Back from the Grave
His former lawyer takes a controversial labor leader and puts him in the center of a romance.
Even dead, Walter Kupau seems to leap from the pages of Lori Aquino’s new novel, The Ghost of Walter Kupau. Controversial, charismatic, tough-talking, Kupau headed up the Hawaii Carpenters Union, Local 475, until his sudden death in 1999. He won the carpenters some excellent contracts, paid himself a princely $250,000 a year, was charged with assaulting a construction manager and never made any bones having spent six months in a federal pen for perjury.
Attorney Aquino spent three years as counsel for the Carpenters Union—but spent far longer than that honing her writing. For more than a decade, she’d leave work, pick up her three sons, make them dinner. “The minute the dishes were done, I’d sit down and write for six hours, till midnight. The next day, I’d get up and do it all over again. At work, I’d often be just waiting for the chance to start writing again.”
The result? Five unpublished manuscripts.
Then, two days before the deadline for the 2003 HONOLULU Magazine fiction contest, she sat down and wrote a short scene with a wild premise. Her main character, Ranae Roces (“Roaches” to Walter Kupau), asks Kupau’s ghost for a favor: She wants him to kill an FBI agent who has loved and left her, but still haunts her dreams.
It was a powerful scene, designed to evoke The Godfather. “Walter wasn’t Don Corleone, but a lot of people thought of him that way, so I played off it.”

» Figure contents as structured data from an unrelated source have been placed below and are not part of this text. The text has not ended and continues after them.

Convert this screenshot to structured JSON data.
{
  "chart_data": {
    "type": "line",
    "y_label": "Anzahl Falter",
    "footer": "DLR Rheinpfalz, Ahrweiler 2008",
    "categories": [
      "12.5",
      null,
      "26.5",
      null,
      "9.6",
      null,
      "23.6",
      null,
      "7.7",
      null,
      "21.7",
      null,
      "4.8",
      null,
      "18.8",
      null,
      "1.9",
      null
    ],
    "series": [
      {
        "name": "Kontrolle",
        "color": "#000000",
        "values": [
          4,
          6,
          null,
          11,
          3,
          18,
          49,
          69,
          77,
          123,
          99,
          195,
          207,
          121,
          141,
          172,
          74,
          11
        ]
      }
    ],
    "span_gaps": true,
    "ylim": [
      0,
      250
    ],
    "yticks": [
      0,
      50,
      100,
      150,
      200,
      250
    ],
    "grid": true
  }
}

The story was a runner-up in that year’s HONOLULU contest. “That turned out to be good,” says Aquino. “If I’d won, I would have tossed the story in a drawer. Because I didn’t, I sat down and kept writing.”
Having brought back Kupau from the dead, Aquino needed to give him something to do. Her five previous books had been romances, “chick books,” as she calls them. “I was a single mom, I didn’t get out much. I lived in my imagination.”
Still, Kupau seemed an uneasy fit for a chick book. “I couldn’t do that to Walter. I didn’t want to sanitize him. I wanted him to be Walter, even though the language offended my mother when she read it.”
The resultant book is a wild combination of a tough-talking, realistic Kupau and the world’s least sentimental romance novel. Aquino’s imagination runs rampant—there’s even a “watcher,” a guardian angel who is perhaps the least angelic angel in fiction, who likes TV better than his duties, and who appears to humans looking like Ron Howard in Happy Days.
It all seems to work. Partially because it demonstrates Kupau’s adage that “everyone eventually gets what’s coming to him.” Partially because it’s a richly meditated evocation of love, life, death and loss. And partially because Aquino can flat out write.
Here’s the Roaches character talking: “If Walter wasn’t getting all the airtime he got impatient. You’d think that death would have mellowed him. I try to be brief.”
When Aquino was beginning work, she called Kupau’s widow, Davenie, for permission to write about him. “She said that right before he died, he’d wondered aloud if anyone would ever write about him.”
No one could have anticipated he’d end up in such a magical little book.